L’orateur qui m’a précédé a dit qu’il fallait prendre les choses par le commencement et que nous n’avons pas assez pesé l’article premier de la loi électorale : cet article établit les conditions nécessaires pour être électeur ; mais parce que vous avez l’âge, que vous payez le cens, que vous êtes Belge, que vous avez les qualités requises enfin, vous n’êtes pas pour cela électeur ; vous êtes seulement apte à être électeur ; vous n’êtes électeur que quand l’autorité compétente l’a déclaré. Toutes les preuves ne servent même à rien, il faut la décision de l’autorité compétente et quand vous ne la montrez pas, cette décision, vous n’êtes pas électeur. La décision des états-députés n’était pas une décision de l’autorité compétente.
Messieurs, le même orateur dont je viens de combattre les arguments, et que je crois avoir suffisamment réfuté, a ajouté qu’il était étonné de la discussion élevée ici ; qu’il avait lieu de penser que la décision d’une administration supérieure devait avoir force de preuve : je dois protester contre de semblables prétentions. Je n’admets ni pour les états-députés, ni pour aucun autre corps le droit de porter des décisions ayant force de preuve quand la loi ne lui donne pas ce pouvoir.
C’est à nous à connaître du point de savoir si les élections ont été valables ou non ; et, quelle que soit la bonne foi avec laquelle la députation des états a décidé, il n’en est pas moins vrai que la chambre est compétence pour examiner si les états avaient le pouvoir de conférer des droits électoraux.

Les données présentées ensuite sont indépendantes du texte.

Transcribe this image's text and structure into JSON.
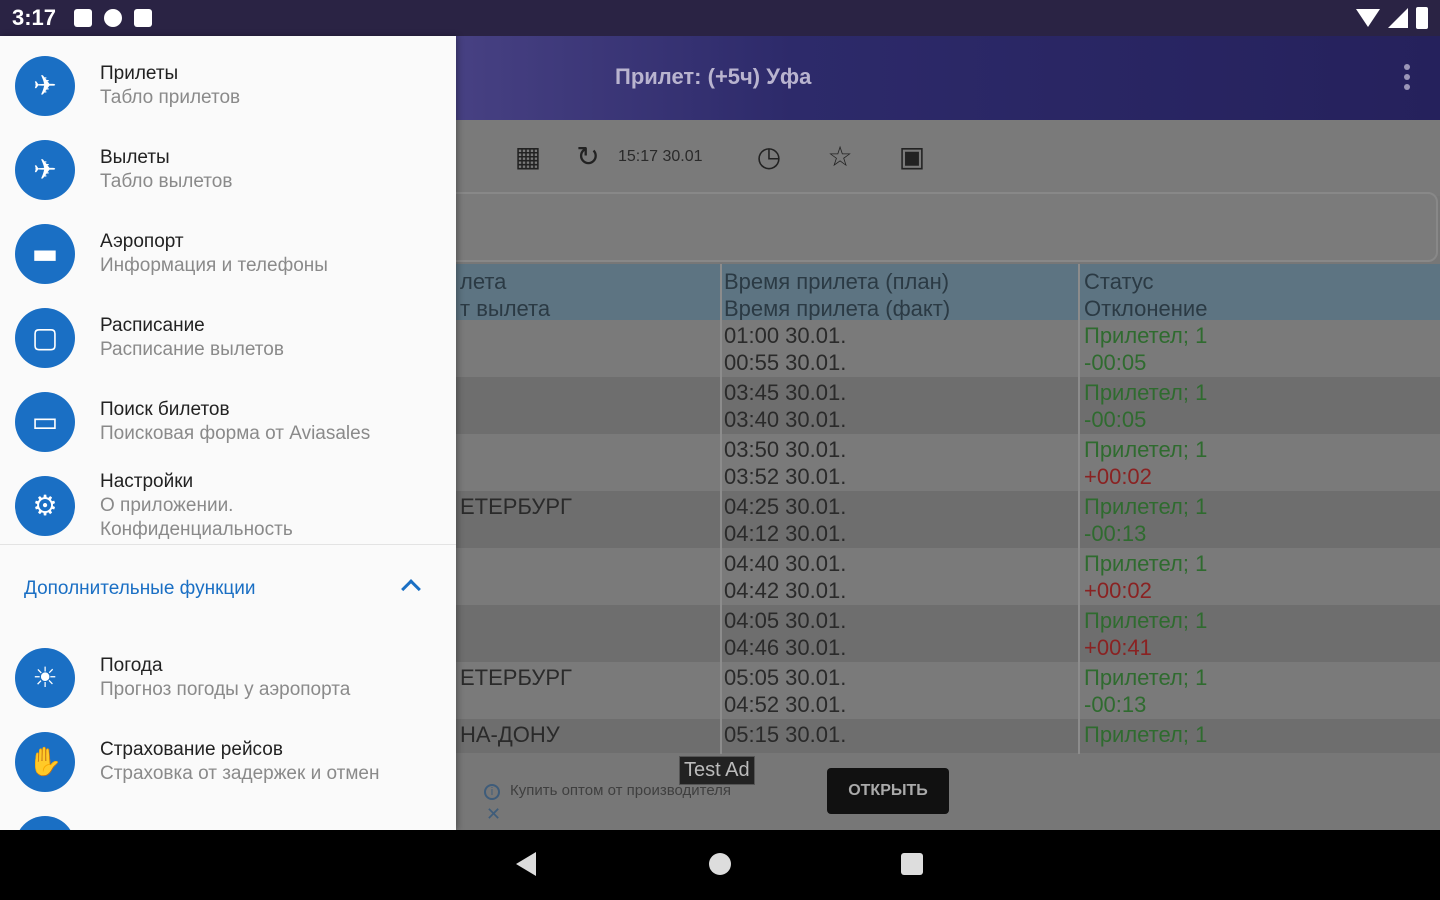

D’après ces motifs je conclurai contre les conclusions de la commission.
M. Jullien. - Je ne me flatte pas d’être aussi investigateur que l’a bien voulu dire M. Deleeuw ; mais ma modestie ne me défend pas d’accepter son compliment, et pour prouver que je le mérite un peu, j’ai été chercher au dossier une pièce qui montrera avec quelle exactitude les états-députés de Liége ont opéré.
Pour être électeur, il faut justifier que les contributions et patentes ont été payées dans l’année antérieure à celle où l’on exerce son droit ; eh bien ! dans le dossier, j’ai trouvé la pièce dont j’ai parlé hier, et sur laquelle M. Deleeuw a cru devoir garder le silence.
Voici cette pièce :
Pour le montant des contributions de M..., année 1831, elle marque zéro ; elle indique bien les contributions de 1832 ; on dit seulement qu’on s’est assuré que M... était imposé en 1831. Mais où est la preuve ? Rien n’est justifié.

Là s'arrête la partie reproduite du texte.